I personally have used Qwen2.5-coder:14B for "live, talking rubber duck" sorts of things.
"I am learning Elixir, can you explain this code to me?" (And then I can also ask follow-up questions.)
"Here is a bunch of logs. Given that the symptom is that the system fails to process a message, what log messages jump out as suspicious for dropping a message?"
"Here is the code I want to test. <code> Here are the existing tests. <test code> What is one additional test you would add?"
"I am learning Elixir. Here is some code that fails to compile, here is the error message, can you walk me through what I did wrong?"
I haven't gotten much value out of "review this code", but maybe I'll have to try prompting for "persona: brief rude senior" as mentioned elsewhere.
3.5 is doing a good job of reviewing code, even without prompting it to be brief and/or rude.
I've been using opencode pointing to the local model running llama.cpp.

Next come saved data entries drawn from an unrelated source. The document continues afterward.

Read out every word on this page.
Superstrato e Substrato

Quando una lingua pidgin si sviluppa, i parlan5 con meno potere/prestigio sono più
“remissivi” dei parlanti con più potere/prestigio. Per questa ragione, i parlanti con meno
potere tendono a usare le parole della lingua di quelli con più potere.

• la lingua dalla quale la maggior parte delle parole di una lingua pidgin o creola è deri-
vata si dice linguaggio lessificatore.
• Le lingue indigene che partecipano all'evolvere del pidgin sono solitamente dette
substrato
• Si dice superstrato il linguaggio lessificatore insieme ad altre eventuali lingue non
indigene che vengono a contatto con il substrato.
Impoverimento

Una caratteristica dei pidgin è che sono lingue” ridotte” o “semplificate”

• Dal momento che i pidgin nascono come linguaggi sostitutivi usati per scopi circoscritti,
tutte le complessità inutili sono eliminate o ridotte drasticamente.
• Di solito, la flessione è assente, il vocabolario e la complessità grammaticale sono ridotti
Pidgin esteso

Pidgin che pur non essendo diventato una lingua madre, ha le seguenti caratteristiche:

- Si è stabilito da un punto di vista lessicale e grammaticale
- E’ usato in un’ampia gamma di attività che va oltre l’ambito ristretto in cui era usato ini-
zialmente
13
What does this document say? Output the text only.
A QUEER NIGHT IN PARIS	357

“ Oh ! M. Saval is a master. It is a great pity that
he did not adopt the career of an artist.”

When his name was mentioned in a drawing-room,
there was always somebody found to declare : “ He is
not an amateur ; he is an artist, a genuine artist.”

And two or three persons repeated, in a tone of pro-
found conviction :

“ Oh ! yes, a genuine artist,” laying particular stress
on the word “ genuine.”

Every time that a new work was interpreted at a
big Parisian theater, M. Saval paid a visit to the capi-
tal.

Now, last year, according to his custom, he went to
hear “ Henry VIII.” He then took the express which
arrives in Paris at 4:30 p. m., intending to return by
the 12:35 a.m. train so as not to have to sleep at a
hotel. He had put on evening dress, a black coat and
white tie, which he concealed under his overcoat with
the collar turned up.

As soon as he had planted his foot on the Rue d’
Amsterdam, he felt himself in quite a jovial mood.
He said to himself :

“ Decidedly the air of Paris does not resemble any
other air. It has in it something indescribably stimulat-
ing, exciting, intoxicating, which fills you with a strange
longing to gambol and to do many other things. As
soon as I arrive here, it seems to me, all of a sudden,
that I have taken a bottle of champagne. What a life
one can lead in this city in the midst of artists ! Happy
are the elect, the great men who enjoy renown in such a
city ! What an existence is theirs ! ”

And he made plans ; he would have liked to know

The last thing I was having it build is a rust based app that essentially pulls data from a set of APIs every 2 minutes, processes it and stores the data in a local database, with a half hourly task that does further analysis. It has done a decent job.
It's definitely not as fast or as good as large online models, but it's fast enough and good enough, and using hardware I already had spare.
Which models would that be?
unsloth's quantized ones. They mention on the site that this links to that a couple of days ago they released updated freshly quantized versions of Qwen3.5-35B, 27B, 122B and 397B, with various improvements.